La courbe de fidélisation – ou rétention – nous indique alors le nombre d’internautes restant tout au long de la vidéo. Si l’entier des visiteurs a bien commencé à visionner la séquence, ce chiffre baisse très rapidement. Chez nous, c’est une constante que nous observons sur toutes nos vidéos. Après une dizaine de secondes, le nombre de personnes visionnant la vidéo baisse drastiquement.
C’est la conséquence de l’autoplay. Puis elle s’arrête lorsque la personne fait défiler son flux de nouvelles et cache la vidéo. Par déduction, il semblerait donc qu’une nouvelle Facebook s’affiche en moyenne une dizaine de secondes.
De plus, la vidéo qui démarre automatiquement est (heureusement) muette: à moins d’avoir réalisé un montage fait pour être compris sans son – et certains s’y mettent – il y a peu de raisons à comptabiliser cette audience passive.
3. Le vrai chiffre
Alors comment comptabiliser les «vrais visionnements»? Ici, tout se complique et c’est à vous, producteur, de savoir ce que vous visez: considérez-vous que seules comptent les vues de l’entier de votre séquence? Ou votre message essentiel est-il délivré après 20 ou 30 secondes déjà? Certains, comme le New York Times, ont adapté leur format et diffusent une bonne part de vidéos très courtes qui servent de mise en bouche (comme ce «blacktwitter after #ferguson») .

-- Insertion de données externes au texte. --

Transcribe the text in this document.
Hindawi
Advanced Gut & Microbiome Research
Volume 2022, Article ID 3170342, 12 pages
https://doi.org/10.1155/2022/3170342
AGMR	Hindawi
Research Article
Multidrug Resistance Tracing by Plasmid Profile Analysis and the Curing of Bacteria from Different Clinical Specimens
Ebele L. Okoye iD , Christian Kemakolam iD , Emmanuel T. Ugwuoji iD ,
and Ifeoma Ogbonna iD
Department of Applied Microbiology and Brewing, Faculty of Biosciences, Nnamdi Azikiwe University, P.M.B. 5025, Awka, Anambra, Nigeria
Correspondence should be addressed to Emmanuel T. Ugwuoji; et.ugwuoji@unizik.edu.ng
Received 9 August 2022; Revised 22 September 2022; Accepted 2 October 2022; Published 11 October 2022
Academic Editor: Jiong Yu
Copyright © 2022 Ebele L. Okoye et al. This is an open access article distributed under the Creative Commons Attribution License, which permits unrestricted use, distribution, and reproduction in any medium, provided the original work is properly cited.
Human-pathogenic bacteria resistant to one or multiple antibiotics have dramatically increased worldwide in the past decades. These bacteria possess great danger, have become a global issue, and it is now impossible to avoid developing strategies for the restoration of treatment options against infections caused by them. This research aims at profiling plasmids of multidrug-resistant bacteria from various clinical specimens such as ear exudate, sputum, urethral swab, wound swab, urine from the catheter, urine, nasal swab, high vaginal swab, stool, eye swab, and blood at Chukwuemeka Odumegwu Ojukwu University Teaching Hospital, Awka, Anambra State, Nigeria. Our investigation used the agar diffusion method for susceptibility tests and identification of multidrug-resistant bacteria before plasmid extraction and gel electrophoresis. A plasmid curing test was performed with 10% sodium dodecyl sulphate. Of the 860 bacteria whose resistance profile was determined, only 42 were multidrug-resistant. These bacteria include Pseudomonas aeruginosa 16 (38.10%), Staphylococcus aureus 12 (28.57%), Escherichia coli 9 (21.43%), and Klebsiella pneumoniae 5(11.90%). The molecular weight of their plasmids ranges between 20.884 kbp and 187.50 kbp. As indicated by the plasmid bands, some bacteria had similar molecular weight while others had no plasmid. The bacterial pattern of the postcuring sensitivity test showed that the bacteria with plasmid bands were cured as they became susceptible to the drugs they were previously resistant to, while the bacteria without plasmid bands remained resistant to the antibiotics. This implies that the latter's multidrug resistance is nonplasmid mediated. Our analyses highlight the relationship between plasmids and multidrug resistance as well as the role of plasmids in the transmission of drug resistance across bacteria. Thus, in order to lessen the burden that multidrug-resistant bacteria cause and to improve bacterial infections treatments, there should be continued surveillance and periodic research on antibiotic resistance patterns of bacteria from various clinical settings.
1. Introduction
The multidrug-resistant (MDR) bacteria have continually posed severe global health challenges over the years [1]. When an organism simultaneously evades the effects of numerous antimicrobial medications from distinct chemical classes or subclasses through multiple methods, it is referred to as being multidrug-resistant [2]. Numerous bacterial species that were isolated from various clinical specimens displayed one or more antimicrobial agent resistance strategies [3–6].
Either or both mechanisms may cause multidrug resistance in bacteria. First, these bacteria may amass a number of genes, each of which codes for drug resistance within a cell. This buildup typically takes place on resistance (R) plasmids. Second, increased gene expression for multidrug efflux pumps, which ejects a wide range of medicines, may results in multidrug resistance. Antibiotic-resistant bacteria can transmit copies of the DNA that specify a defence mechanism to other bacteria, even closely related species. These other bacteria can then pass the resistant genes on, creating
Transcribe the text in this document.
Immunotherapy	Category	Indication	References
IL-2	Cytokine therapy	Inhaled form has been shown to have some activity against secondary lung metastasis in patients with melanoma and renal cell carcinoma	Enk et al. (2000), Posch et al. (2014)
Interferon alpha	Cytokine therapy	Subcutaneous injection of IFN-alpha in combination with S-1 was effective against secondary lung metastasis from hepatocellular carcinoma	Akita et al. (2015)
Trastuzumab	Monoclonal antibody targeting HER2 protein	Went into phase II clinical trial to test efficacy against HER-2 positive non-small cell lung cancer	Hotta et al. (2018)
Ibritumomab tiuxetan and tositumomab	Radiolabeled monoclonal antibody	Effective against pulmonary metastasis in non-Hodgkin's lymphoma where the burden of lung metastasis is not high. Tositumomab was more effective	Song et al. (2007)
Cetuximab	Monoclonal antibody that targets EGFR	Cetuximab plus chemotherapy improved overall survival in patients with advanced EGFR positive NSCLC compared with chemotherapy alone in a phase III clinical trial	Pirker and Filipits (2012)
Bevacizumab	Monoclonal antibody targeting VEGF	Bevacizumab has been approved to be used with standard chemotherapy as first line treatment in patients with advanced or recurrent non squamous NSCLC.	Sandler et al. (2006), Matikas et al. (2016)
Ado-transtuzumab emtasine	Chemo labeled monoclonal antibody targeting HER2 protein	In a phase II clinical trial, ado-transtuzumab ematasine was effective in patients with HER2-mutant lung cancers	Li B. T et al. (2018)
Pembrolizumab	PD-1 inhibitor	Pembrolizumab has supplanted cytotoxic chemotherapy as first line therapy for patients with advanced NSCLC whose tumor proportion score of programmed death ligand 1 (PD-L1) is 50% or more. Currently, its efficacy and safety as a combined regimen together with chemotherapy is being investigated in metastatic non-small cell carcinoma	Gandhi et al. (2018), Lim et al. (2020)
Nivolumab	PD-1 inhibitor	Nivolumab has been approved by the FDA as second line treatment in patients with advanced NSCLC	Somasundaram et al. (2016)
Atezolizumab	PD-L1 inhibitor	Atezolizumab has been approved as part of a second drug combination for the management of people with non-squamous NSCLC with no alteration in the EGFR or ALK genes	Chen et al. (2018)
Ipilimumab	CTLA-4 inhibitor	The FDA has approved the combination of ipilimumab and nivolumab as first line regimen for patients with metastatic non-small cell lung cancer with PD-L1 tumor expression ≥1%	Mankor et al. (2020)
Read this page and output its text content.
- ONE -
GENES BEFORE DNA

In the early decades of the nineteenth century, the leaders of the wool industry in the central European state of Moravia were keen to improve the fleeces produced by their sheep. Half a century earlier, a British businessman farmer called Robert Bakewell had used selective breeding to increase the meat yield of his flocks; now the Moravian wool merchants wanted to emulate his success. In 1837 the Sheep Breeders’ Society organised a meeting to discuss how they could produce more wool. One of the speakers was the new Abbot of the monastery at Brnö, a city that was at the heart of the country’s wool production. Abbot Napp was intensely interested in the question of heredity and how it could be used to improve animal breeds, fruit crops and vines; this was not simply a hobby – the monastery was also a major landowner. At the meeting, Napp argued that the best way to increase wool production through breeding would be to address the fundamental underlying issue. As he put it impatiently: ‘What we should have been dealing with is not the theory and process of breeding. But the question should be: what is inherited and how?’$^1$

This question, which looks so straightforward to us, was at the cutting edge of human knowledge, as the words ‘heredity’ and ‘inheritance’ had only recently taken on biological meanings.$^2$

Facebook propose une information plutôt précieuse: le nombre de personnes ayant vu plus de 30 secondes.
Quitte à pleurer à chaudes larmes face à des statistiques moins glorieuses, nous avons opté pour une solution plus radicale: ne prendre en considération que les personnes ayant réellement demandé à voir la vidéos.
La deuxième courbe (en bleu foncé sur l’écran ci-dessus) est alors bien plus intéressante:
- on voit immédiatement qui, parmi ceux qui ont décidé de voir notre séquence explicative, est resté jusqu’au bout précisément. Dans ce cas, bonne nouvelle: une bonne partie de l’audience a regardé presque jusqu’au bout notre vidéo de plus de 2 minutes.
- on obtient aussi le pourcentage de ceux qui ont demandé à voir la vidéo (caché par le menu dans l’écran ci-dessus).
Dans notre cas, sur les 263 303 vues (à noter: le chiffre diffère de celui indiqué sur la première capture d’écran, sans que nous ne puissions expliquer pourquoi), seules 17 831 (soit 7%) sont des vues «actives».
Dans la majorité des cas, le chiffre de Facebook se rapproche ainsi des statistiques de Youtube. Dans notre pratique, nous utilisons les deux plates-formes de manière complémentaire: Facebook pour générer un pic d’audience sans lendemain (en trois jours, nos contenus deviennent obsolètes sur la plate-forme) et Youtube pour créer du trafic à long terme.
Pour aller plus loin, nous aimerions nous assurer qu’un internaute activant le son d’une vidéo soit comptabilisé dans les vues «clicked to play» mais nous n’avons pas trouvé cette info. Il existe un guide expliquant les statistiques vidéo de Facebook mais il est plutôt succinct.
PS. Pour tous ceux qui n’aiment pas les images qui bougent toutes seules, un réglage permet de désactiver l’autoplay.